National Catholic Prayer Breakfast focuses on Ukraine assistance
“Every time there is Russian occupation in Ukraine, the Catholic Church is strangled,” Archbishop Gudziak said, citing prior conflicts in the 19th and 20th centuries.
The annual breakfast was launched in 2004 in response to St. John Paul II’s call for a “new evangelization” and has been held annually with the exception of a virtual event during the COVID-19 pandemic, organizers said. It draws religious leaders, elected officials and laypeople working in a variety of fields in the nation’s capital.
In addition to Archbishop Gudziak, the 2023 event also featured O. Carter Snead, director of the de Nicola Center for Ethics and Culture, a professor of law and concurrent professor of political science at the University of Notre Dame, who called on Catholics to help build a culture of life and love post-Roe.
Archbishop Gudziak has received recognition for his advocacy for the people of Ukraine during the war and for his humanitarian efforts in the country. He told attendees of the breakfast that they should talk to politicians and tell them we should continue helping, we need to be there.”
Not only are Ukraine’s young people giving their lives, Archbishop Gudziak said, “they’re stopping tyranny.”
“In the 21st century — when everything is seemingly up for grabs, when we’ve deconstructed almost everything, when truth is transactional in media, politics, diplomacy and popular culture, conditioned by a post-truth anti-ethic — Ukrainians have been saying no, not so fast,” Archbishop Gudziak said. “There’s good and there’s evil. There’s truth and there’s lies. And they are doing it at the risk of their own lives, consciously, deliberately, freely looking into the face of the risk.”
While the Biden administration has committed more than $31.7 billion in security assistance for Ukraine since the start of Russia’s 2022 invasion, there has been bipartisan support for these efforts.
However, some Republicans, especially some House lawmakers and potential 2024 presidential candidates, have balked at this funding.

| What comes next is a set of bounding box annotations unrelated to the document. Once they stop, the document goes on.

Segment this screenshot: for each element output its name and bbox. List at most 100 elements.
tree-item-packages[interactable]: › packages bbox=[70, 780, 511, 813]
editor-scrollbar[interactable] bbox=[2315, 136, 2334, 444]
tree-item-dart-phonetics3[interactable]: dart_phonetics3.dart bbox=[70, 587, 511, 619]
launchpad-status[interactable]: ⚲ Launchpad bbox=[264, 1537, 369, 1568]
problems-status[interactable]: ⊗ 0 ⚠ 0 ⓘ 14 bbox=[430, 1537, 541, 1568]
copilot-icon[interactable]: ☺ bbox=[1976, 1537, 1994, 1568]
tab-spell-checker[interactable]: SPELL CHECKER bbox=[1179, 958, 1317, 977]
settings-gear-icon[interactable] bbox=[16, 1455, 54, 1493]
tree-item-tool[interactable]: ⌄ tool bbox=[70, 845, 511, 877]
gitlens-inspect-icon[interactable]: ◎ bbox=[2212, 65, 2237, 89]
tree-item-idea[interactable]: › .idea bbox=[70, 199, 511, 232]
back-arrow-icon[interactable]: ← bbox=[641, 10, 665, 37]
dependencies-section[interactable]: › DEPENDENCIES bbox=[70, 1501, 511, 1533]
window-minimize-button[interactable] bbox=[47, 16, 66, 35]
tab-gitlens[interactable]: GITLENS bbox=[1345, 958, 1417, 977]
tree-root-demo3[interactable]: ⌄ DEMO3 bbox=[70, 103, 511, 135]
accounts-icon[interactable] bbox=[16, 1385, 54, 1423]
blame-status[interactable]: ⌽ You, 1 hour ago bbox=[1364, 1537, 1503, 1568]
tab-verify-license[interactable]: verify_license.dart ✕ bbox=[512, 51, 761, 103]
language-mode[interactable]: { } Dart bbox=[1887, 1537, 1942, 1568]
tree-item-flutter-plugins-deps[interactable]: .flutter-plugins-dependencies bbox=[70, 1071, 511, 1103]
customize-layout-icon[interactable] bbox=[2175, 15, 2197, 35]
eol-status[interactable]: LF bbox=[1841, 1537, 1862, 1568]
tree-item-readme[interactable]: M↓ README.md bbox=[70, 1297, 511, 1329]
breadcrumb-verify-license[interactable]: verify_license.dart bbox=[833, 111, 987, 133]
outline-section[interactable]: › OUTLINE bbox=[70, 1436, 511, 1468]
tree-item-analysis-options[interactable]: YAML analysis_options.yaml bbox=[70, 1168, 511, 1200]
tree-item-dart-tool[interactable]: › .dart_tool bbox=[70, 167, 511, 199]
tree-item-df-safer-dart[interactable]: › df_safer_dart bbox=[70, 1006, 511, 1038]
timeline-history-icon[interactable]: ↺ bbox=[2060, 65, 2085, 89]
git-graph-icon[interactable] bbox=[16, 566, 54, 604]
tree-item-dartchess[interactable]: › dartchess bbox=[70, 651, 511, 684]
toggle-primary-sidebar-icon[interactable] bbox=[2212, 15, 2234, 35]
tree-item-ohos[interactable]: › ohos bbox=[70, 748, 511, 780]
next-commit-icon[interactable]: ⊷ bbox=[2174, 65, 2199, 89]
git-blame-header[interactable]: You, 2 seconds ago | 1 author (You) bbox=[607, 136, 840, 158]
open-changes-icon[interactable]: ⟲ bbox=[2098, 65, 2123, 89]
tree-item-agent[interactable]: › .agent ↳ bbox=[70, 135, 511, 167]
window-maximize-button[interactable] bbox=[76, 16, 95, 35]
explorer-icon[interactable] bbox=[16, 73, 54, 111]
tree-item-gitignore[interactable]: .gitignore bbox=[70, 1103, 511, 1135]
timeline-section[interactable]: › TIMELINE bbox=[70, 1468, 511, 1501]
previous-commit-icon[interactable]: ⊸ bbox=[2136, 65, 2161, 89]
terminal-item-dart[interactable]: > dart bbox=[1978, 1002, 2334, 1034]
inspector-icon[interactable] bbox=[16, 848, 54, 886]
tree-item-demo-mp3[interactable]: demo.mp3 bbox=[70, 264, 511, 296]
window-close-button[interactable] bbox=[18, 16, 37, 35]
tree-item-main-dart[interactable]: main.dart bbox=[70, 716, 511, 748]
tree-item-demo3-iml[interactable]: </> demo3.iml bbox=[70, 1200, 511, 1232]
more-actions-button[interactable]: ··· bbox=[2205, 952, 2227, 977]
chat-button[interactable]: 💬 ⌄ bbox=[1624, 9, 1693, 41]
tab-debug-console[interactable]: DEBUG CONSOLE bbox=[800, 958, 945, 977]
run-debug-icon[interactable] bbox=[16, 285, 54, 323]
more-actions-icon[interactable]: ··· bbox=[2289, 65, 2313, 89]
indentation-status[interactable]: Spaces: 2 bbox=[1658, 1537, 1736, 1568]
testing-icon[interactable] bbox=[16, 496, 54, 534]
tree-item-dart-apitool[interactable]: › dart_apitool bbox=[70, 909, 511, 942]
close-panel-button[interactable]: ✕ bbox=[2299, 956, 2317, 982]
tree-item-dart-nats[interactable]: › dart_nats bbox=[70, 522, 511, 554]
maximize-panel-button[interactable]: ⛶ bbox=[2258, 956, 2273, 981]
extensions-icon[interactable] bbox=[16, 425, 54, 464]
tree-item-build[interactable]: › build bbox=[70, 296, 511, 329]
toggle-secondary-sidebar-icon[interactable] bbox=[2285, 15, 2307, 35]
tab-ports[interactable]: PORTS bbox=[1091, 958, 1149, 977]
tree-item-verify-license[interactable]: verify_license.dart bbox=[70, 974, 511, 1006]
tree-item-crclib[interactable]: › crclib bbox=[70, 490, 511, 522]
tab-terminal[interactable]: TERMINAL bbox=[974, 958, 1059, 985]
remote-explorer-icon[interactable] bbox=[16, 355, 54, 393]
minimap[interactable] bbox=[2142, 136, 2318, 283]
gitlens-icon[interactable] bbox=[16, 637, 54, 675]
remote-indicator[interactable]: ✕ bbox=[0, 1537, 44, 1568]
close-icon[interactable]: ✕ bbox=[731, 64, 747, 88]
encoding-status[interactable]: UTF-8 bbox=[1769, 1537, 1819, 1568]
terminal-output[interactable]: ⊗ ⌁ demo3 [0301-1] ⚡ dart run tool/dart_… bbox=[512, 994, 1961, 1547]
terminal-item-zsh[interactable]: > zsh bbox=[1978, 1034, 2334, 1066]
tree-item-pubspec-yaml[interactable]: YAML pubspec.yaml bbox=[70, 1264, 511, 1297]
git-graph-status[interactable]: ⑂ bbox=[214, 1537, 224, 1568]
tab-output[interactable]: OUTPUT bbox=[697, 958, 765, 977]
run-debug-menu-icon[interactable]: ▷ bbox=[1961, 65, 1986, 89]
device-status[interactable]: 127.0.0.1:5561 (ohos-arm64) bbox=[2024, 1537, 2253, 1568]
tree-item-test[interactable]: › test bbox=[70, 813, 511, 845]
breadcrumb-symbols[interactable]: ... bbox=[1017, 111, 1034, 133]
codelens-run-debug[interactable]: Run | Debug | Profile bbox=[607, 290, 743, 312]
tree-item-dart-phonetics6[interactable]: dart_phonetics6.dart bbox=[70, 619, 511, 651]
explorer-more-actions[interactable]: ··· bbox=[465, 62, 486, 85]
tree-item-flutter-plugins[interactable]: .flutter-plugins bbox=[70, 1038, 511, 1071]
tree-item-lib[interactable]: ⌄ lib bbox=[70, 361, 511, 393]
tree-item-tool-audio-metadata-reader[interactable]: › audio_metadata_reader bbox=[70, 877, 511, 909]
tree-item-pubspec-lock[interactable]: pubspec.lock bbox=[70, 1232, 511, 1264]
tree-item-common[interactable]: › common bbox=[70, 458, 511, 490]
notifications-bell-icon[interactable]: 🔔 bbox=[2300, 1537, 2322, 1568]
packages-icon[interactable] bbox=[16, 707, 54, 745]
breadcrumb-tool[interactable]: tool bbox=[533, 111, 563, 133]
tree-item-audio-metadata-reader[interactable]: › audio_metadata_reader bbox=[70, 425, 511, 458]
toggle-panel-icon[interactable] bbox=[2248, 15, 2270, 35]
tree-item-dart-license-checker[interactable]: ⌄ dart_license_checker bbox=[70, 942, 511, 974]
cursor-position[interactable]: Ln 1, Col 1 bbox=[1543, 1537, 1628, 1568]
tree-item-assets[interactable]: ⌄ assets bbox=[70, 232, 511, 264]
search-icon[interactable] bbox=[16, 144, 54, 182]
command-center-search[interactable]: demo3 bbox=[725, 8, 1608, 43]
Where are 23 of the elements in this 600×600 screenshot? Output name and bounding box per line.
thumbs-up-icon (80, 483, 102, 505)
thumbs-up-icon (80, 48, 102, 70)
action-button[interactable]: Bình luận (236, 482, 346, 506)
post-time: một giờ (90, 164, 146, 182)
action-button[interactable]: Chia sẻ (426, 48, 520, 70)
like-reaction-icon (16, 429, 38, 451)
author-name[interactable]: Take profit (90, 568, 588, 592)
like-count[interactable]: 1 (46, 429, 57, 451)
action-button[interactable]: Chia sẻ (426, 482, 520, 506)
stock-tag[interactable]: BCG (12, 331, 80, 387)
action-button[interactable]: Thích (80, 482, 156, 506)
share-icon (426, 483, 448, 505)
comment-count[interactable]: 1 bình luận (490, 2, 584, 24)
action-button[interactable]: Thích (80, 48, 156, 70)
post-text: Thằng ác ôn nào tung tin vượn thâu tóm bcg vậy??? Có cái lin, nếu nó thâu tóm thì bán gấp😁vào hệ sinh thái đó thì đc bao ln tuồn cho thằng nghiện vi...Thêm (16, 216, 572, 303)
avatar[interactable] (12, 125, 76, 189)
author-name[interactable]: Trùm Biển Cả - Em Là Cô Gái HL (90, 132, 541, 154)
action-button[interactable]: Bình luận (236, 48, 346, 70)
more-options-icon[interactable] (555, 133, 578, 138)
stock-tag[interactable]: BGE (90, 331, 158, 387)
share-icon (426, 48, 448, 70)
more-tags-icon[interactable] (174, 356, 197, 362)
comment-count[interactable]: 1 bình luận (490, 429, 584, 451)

Florida Gov. Ron DeSantis, a Catholic who is expected to challenge former U.S. President Donald Trump for the Republican presidential nomination, gave a statement to Fox News host Tucker Carlson, which the host read aloud on “Tucker Carlson Tonight” March 13 in which DeSantis said, “While the U.S. has many vital national interests — securing our borders, addressing the crisis of readiness with our military, achieving energy security and independence, and checking the economic, cultural and military power of the Chinese Communist Party — becoming further entangled in a territorial dispute between Ukraine and Russia is not one of them.”
But Archbishop Gudziak argued March 14 at the National Catholic Prayer Breakfast that U.S. support of Ukraine’s efforts is not only moral, but practical.
“The Russian invasion has affected each of your pockets and the pockets of every single person on earth,” Archbishop Gudziak said. “And Ukrainians are resisting that which is affecting your economy. Our economy.”